Une approche différente, pour ne pas dire plus logique, aurait été de se demander pourquoi l’usage hésite. Et si c’était tout simplement parce que l’usager ignore ce que désigne la suite de lettres en question… par exemple que FIAT est un acronyme; que HYUNDAI n’en est pas un; que IKEA en est un. Que désignent, d’après vous, H&M, M&M, HP? Vous l’ignorez fort probablement, et j’irais jusqu’à dire que c’est normal. Comment alors peut-on appliquer la règle? Impossible. Alors on y va au pif! Tantôt l’une, tantôt l’autre. Mais la BDL a préféré invoquer l’usage, ce bouc émissaire des caprices de ceux qui régentent la langue!
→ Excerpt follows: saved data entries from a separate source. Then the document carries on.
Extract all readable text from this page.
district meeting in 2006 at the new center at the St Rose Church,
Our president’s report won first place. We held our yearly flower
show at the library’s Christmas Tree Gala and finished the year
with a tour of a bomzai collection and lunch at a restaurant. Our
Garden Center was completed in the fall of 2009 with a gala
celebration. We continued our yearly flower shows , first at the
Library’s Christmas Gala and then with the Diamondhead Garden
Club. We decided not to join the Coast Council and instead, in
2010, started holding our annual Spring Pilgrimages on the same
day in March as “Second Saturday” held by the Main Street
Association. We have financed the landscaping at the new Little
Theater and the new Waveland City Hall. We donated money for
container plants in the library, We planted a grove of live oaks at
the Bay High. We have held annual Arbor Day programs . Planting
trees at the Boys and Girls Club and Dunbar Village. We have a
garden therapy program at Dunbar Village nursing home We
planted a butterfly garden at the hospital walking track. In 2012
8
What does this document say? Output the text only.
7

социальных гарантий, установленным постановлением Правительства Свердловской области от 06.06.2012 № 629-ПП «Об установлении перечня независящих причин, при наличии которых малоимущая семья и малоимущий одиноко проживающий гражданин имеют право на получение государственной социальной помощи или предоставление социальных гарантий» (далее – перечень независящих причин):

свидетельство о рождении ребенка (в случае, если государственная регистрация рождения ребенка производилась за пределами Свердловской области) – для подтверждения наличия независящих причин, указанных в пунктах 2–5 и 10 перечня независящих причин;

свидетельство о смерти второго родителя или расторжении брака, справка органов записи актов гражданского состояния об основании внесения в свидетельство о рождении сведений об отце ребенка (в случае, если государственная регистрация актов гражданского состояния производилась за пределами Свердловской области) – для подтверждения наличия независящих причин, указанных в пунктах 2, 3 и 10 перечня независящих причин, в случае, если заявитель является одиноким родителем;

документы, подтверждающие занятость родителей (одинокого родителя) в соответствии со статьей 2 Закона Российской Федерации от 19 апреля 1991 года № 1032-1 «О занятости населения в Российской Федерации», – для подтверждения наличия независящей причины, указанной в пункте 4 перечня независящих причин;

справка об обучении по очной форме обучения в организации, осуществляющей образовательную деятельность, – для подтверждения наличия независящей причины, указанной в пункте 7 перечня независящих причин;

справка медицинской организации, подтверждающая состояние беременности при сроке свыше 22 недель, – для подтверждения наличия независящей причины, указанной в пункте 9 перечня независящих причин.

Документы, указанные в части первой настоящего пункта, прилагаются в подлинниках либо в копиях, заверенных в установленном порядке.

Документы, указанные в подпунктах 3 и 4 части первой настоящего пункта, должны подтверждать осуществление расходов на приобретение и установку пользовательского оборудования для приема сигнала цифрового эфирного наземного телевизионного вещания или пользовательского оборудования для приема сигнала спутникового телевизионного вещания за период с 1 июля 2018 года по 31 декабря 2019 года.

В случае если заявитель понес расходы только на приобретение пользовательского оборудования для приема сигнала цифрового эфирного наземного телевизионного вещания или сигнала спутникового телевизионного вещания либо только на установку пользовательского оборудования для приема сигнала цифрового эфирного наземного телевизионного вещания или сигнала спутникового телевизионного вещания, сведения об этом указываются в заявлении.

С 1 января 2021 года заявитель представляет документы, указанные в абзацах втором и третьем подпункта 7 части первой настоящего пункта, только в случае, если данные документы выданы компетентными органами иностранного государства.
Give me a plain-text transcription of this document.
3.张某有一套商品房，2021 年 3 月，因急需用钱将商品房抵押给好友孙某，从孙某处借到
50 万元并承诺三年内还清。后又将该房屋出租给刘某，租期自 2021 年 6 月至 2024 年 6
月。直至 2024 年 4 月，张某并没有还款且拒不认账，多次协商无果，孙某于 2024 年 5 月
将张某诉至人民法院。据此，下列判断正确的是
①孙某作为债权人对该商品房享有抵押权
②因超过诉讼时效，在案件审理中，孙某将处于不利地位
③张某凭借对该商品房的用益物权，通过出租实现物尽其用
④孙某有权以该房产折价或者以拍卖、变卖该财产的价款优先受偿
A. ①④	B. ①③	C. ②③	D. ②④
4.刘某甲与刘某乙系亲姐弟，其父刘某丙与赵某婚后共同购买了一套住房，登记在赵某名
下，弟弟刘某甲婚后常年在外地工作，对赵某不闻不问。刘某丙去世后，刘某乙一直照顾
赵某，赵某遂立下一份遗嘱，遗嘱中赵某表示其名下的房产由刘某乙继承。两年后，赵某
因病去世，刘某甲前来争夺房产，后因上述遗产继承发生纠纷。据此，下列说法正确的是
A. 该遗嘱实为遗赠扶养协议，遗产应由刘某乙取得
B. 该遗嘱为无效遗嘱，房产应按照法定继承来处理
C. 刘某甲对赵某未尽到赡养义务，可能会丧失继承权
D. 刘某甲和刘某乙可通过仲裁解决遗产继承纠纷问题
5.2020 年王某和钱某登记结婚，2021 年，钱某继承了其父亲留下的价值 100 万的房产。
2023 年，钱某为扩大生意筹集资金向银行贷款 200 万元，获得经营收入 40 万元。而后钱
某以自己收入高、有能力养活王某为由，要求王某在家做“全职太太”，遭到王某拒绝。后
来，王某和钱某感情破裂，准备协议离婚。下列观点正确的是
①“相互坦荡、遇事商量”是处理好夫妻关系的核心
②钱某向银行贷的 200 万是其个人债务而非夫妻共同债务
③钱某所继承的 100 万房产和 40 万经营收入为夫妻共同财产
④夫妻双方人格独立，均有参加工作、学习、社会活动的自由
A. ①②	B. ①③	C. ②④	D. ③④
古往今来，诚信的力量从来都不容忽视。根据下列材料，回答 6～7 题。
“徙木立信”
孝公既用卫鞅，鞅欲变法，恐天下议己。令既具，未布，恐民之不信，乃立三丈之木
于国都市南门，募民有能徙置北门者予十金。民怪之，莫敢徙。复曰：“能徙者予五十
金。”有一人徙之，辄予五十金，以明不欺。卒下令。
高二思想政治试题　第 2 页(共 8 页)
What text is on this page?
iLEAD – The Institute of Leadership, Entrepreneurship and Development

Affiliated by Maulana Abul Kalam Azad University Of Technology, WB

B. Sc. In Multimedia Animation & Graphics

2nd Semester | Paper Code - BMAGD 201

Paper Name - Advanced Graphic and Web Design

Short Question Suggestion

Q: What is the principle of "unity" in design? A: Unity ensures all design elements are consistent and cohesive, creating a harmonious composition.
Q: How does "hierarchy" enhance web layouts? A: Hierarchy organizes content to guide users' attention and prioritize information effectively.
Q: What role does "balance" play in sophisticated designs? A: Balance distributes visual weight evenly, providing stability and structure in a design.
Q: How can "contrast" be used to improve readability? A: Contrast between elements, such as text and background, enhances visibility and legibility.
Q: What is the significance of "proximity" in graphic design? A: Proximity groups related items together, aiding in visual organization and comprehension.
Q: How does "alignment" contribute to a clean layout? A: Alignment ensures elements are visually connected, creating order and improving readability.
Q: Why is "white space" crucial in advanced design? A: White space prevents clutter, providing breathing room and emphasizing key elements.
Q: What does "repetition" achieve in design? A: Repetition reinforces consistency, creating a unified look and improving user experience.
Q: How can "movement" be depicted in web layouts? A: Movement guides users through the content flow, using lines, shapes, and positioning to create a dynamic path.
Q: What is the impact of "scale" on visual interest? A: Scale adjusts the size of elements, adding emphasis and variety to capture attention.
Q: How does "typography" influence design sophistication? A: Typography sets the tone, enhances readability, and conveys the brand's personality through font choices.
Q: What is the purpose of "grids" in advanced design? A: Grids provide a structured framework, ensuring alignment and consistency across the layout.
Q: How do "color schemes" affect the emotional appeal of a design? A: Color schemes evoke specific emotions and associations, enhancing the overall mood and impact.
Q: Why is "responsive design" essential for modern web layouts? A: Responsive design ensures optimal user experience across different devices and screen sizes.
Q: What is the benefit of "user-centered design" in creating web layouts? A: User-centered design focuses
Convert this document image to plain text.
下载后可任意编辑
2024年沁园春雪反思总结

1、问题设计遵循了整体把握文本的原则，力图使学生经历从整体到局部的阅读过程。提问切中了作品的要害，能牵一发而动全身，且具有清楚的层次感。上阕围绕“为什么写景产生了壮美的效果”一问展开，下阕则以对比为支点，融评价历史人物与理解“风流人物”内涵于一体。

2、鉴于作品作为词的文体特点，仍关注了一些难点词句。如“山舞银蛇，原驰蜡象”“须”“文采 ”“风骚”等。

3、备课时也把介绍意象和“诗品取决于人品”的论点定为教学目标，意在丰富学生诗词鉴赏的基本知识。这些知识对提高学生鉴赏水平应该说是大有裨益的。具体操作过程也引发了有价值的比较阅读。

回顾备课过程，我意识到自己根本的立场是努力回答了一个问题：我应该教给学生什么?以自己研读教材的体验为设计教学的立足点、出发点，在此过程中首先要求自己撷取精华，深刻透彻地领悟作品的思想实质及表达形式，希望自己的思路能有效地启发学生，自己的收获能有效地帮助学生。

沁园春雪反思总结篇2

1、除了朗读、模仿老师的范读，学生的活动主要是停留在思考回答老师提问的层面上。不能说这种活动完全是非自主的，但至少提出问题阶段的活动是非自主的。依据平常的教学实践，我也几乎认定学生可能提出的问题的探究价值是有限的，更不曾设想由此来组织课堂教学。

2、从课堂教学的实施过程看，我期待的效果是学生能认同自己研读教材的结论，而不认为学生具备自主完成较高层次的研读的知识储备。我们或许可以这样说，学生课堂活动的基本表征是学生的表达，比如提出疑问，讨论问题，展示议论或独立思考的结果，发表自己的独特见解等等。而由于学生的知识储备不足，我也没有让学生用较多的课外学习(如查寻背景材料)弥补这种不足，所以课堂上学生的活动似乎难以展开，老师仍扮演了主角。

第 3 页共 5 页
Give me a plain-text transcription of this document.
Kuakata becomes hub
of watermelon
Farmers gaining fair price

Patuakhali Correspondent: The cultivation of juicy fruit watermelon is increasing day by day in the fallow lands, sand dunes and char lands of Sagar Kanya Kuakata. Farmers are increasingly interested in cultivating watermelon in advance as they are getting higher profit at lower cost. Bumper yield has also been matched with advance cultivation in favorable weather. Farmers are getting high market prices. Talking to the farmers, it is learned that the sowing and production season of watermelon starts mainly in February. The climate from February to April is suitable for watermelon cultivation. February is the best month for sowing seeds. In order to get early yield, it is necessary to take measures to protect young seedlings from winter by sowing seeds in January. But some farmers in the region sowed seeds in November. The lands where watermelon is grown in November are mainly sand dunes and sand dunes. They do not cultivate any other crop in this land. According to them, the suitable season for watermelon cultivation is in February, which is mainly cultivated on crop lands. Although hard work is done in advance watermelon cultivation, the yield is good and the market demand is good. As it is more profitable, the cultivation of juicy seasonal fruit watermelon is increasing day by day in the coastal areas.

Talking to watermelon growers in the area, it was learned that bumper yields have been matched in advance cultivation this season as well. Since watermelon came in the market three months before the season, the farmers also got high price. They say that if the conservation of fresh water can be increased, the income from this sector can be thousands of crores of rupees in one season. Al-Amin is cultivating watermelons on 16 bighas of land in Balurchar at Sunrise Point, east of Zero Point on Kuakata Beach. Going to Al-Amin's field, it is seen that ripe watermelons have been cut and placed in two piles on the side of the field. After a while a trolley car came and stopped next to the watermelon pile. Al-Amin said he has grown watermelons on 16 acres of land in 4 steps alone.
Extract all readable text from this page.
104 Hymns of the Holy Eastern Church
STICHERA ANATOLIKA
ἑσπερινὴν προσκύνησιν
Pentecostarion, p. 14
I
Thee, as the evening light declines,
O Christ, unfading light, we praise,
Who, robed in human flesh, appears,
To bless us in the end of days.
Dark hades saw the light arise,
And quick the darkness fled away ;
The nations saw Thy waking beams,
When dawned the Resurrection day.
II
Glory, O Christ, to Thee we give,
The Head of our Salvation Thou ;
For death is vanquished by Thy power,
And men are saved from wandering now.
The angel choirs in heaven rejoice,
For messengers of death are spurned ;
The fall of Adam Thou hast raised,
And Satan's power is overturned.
Si l’on autorise l’emploi de l’une ou l’autre préposition, sous le prétendu prétexte d’usage « flottant », pourquoi ne pas, entre autres, avoir étendu cette exemption aux mots étrangers qui ne signifient rien pour le locuteur francophone?

Rien ne fait plus plaisir au traducteur/réviseur que de trouver une règle qui lui indique la voie à suivre. Il a, de ce fait, une riposte toute prête en cas de reproche. Autrement dit, on ne pourra plus lui taper sur les doigts, mais il pourra taper sur les doigts des autres, quand il sera devenu réviseur! Quelle satisfaction! Cette attitude remonte à nos années de formation, au cours desquelles nous nous sommes fait dire, ad nauseam, que nous ne savions pas écrire, que nous transgressions telle ou telle règle, etc. Alors la règle  est devenu notre planche de salut. Et quand nous la trouvons, quel soulagement, quel bonheur!

Mais cette règle, cette planche de salut, encore faut-il qu’elle soit facile d’application. Dans le cas qui nous intéresse, force est de reconnaître que la distinction faite par la BDL ne l’est pas. Tellement d’ailleurs qu’il n’aurait pas été déraisonnable de laisser l’usage « flottant ou pas » s’imposer. En effet, à quoi sert une règle si son application est problématique? Poser la question, c’est y répondre.

Maurice Rouleau

(1) Même si la BDL ne parle que de sigle, elle entendait aussi acronyme, car ce dernier n’est qu’un sigle prononcé comme un mot ordinaire.

P.-S. – Dans mon prochain billet, je me demande pourquoi à, de et en sont les seules prépositions qu’il faut absolument répéter.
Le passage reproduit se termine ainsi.